10 Nisan 1934 günü, Cumhurbaşkanı, Selçuk’a hareket etmiştir. Cumhurbaşkanı’nın Selçuk’a kadar trenle geleceği haberi kasabada büyük bir heyecan yaratmıştır. Cumhurbaşkanı’nı bir kez daha görmek isteyen Selçuk halkı yapılacak karşılamanın kusursuz olması için Kuşadası kaymakamı Abdullah Dilaver Bey’in kasabanın pak ve tertipli olması buyruğu üzerine, sıvası bozulmuş meskenler yine badanalanmış, temizlenmiş ve İstasyon’dan Cumhurbaşkanı’nın bineceği arabaya kadar olan yerlere halı döşemişlerdir.
O tarihte Selçuk Muhtarı olan Rıfat Baran, Cumhurbaşkanı’nın Selçuk’a gelişi ile ilgili anısını şöyle aktarmıştır:
“Kasabanın her tarafını temizledik, İstasyon önüne halılar serdik, bütün binaların yüzlerine badana vurduk. İstasyonun çabucak önünde bulunan Bizanslılardan kalma su kemerleri badanasız kalmıştı, bunları da beyaza boyayalım mı, boyamayalım mı diye düşünürken, Nahiye müdürü Ethem Bey’in buyruğu üzerine halktan birkaç kişi onları badanalayıverdi. Cumhurbaşkanı trenden inip ellerimizi sıktıktan sonra birden teğe boyanmış su kemerlerine gözü takıldı. Dilaver Bey’e dönerek:
‘Bu ne Kaymakam Beyefendi?’ Diye sordu.
Kaymakam Dilaver Beyefendi sıkılarak durumu izah etti. Etti lakin Cumhurbaşkanı eski yapıtların boyanmasına sonlanmıştı.
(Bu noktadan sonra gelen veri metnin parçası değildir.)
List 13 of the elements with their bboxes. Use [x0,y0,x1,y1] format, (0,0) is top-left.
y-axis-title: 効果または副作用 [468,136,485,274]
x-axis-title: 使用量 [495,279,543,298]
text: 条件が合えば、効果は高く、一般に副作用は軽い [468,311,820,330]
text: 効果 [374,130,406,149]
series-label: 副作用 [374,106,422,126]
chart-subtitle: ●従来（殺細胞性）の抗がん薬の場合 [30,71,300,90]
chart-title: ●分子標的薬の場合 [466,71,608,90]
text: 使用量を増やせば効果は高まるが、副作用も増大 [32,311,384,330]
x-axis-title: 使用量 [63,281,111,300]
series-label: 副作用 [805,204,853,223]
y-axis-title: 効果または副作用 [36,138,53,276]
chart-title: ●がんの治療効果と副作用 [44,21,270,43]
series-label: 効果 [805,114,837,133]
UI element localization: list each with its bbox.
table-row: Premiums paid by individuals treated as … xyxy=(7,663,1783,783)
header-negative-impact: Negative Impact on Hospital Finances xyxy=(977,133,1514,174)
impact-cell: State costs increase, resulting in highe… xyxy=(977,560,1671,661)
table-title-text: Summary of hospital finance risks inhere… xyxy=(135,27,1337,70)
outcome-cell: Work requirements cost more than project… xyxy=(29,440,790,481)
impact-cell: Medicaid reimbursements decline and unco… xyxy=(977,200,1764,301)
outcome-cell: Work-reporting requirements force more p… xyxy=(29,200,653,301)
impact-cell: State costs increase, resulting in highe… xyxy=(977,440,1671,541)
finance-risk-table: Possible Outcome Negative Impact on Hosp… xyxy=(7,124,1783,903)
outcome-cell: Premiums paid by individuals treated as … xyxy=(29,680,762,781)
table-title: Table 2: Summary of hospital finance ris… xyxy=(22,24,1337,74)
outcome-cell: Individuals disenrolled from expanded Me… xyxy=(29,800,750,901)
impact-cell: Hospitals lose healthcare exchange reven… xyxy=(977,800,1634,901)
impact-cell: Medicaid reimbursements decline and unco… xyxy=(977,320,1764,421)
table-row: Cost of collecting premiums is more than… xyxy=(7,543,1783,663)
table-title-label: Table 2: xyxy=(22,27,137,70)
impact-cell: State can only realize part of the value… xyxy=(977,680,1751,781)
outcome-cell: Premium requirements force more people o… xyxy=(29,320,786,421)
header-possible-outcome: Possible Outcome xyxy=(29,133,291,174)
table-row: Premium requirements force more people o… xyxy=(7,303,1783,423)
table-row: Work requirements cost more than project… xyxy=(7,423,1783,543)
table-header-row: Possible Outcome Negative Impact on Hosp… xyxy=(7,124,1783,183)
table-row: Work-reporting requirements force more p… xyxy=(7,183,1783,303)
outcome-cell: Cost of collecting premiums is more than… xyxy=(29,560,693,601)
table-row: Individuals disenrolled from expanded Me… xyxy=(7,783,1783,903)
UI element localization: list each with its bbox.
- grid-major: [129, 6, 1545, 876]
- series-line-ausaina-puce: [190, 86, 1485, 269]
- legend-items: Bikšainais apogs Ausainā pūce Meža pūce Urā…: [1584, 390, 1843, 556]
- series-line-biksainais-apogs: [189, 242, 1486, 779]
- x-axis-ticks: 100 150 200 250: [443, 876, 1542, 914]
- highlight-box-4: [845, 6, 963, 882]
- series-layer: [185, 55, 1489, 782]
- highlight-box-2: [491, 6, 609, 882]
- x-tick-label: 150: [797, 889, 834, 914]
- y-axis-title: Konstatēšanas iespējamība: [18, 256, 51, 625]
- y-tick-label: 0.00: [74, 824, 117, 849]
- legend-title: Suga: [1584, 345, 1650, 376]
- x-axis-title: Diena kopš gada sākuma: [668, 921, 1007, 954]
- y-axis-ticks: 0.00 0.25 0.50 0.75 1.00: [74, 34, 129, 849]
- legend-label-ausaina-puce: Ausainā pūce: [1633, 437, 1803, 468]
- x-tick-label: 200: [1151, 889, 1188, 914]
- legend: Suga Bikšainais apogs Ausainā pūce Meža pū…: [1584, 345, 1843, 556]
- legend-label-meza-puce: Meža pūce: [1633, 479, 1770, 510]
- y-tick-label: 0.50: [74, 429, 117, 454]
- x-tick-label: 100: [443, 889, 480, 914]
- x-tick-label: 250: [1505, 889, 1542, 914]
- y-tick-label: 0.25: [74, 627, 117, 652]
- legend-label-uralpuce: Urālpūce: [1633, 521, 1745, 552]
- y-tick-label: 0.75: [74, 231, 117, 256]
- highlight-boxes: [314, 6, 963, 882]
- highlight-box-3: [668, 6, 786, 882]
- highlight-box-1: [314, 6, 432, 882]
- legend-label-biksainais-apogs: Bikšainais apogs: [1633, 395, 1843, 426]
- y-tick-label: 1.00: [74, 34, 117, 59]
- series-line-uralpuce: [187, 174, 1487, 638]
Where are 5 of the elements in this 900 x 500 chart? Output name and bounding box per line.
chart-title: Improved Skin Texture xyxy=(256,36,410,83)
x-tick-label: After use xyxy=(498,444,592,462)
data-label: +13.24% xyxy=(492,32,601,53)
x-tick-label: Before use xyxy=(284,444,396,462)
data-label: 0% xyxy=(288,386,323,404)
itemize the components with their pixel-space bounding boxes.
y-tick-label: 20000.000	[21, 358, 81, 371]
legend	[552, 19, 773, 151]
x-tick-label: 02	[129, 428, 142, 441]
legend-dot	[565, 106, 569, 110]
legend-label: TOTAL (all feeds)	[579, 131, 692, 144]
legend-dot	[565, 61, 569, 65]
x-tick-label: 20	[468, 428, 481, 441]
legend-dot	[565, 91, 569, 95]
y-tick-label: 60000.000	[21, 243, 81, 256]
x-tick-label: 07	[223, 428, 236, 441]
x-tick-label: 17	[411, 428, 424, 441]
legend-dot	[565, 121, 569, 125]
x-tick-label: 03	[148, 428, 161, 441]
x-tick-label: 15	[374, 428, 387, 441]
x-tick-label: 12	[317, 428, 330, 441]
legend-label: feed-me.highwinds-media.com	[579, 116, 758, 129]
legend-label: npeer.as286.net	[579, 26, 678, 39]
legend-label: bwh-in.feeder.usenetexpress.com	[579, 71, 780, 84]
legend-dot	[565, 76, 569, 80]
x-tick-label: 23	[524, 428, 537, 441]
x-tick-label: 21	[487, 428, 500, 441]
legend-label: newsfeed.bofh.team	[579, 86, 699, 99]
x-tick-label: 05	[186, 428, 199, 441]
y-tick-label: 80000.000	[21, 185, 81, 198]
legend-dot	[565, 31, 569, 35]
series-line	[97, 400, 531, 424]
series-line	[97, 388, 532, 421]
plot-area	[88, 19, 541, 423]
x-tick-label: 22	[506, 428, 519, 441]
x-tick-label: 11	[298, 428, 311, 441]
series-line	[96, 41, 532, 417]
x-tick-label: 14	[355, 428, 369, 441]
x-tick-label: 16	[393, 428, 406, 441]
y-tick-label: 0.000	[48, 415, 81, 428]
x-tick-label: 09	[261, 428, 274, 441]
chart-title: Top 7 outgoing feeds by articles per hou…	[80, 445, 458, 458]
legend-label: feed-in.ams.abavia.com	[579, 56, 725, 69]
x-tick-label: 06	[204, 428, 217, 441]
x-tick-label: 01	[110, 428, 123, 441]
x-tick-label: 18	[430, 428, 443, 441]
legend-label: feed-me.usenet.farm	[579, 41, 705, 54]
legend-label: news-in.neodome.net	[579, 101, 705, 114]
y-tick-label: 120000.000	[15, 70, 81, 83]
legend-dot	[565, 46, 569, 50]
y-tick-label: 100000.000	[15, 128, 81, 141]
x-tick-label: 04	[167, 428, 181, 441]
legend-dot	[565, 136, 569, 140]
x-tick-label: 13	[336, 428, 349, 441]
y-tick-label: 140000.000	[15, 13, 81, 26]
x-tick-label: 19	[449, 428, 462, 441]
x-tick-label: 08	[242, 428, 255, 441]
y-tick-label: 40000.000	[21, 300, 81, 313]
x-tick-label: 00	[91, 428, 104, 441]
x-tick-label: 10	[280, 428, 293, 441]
‘Kaymakam Beyefendi, Kaymakam Beyefendi, bu cehaletten ileri geliyor’ dedi. Dilaver Beyefendi sustu, bu işte onun pek kabahati yoktu.”
Cumhurbaşkanı’nın Selçuk’a gelişini gören ve o tarihlerde ilkokul öğrencisi olan Sami Tunç, o günü şöyle anlatmıştır:
“Tarihini tam olarak hatırlamıyorum. Bir şeye üzülmüş üzereydi Atatürk. Etrafına baktı, çabucak o ortada Selçuk’taki resmi yahut o günü hazırlayan şahıslar Atatürk’ün etrafına toplandılar. Atatürk onlara bir şey söylemeye çalışıyordu. Ancak tam benim önümde bulunan ve Atatürk’ün önünde halka haline gelmiş bulunan onun yüzüne gerçek bakan bireylerin kulakları titrer biçimde onu dinlediklerini gördüm. Sonra Atatürk gitti, çabucak gerisinden öğrendim ki o gün bütün Romalılardan kalan su kemerleri badana yapılmış, Atatürk buna çok üzülmüş ve çabucak bunların silinmesi gerektiğini söz etmiştir. Millet tahta fırça ile ellerine geçirdikleri bezler ile birkaç gün evvelden hazırladıkları badanaları ellerinden geldiği kadar silmeye çalıştılar. Hatta bugün bile o su kemerlerinde hala çıkmamış badana kalıntıları görülür.” Sami Tunç’un tabirlerine nazaran, Atatürk, Kuşadası’ndan dönünceye kadar su kemerlerinin temizlenmesini emretmiş ve uzun merdivenler bulunarak fırçalarla herkes kemerlerin ayaklarını temizlemişlerdir.
Onun bu hassasiyeti, kültüre olan hürmetini göstermektedir. Evet, günümüz yöneticilerine, Atatürk’ün şehircilik anlayışı, kültür yapıtlarına kıymet verişi örnek olsaydı, çarpık kentleşme yerine, kültür odaklı kentlere kavuşurduk… Onun hasretiyle, yarınlara umutla bakıyoruz.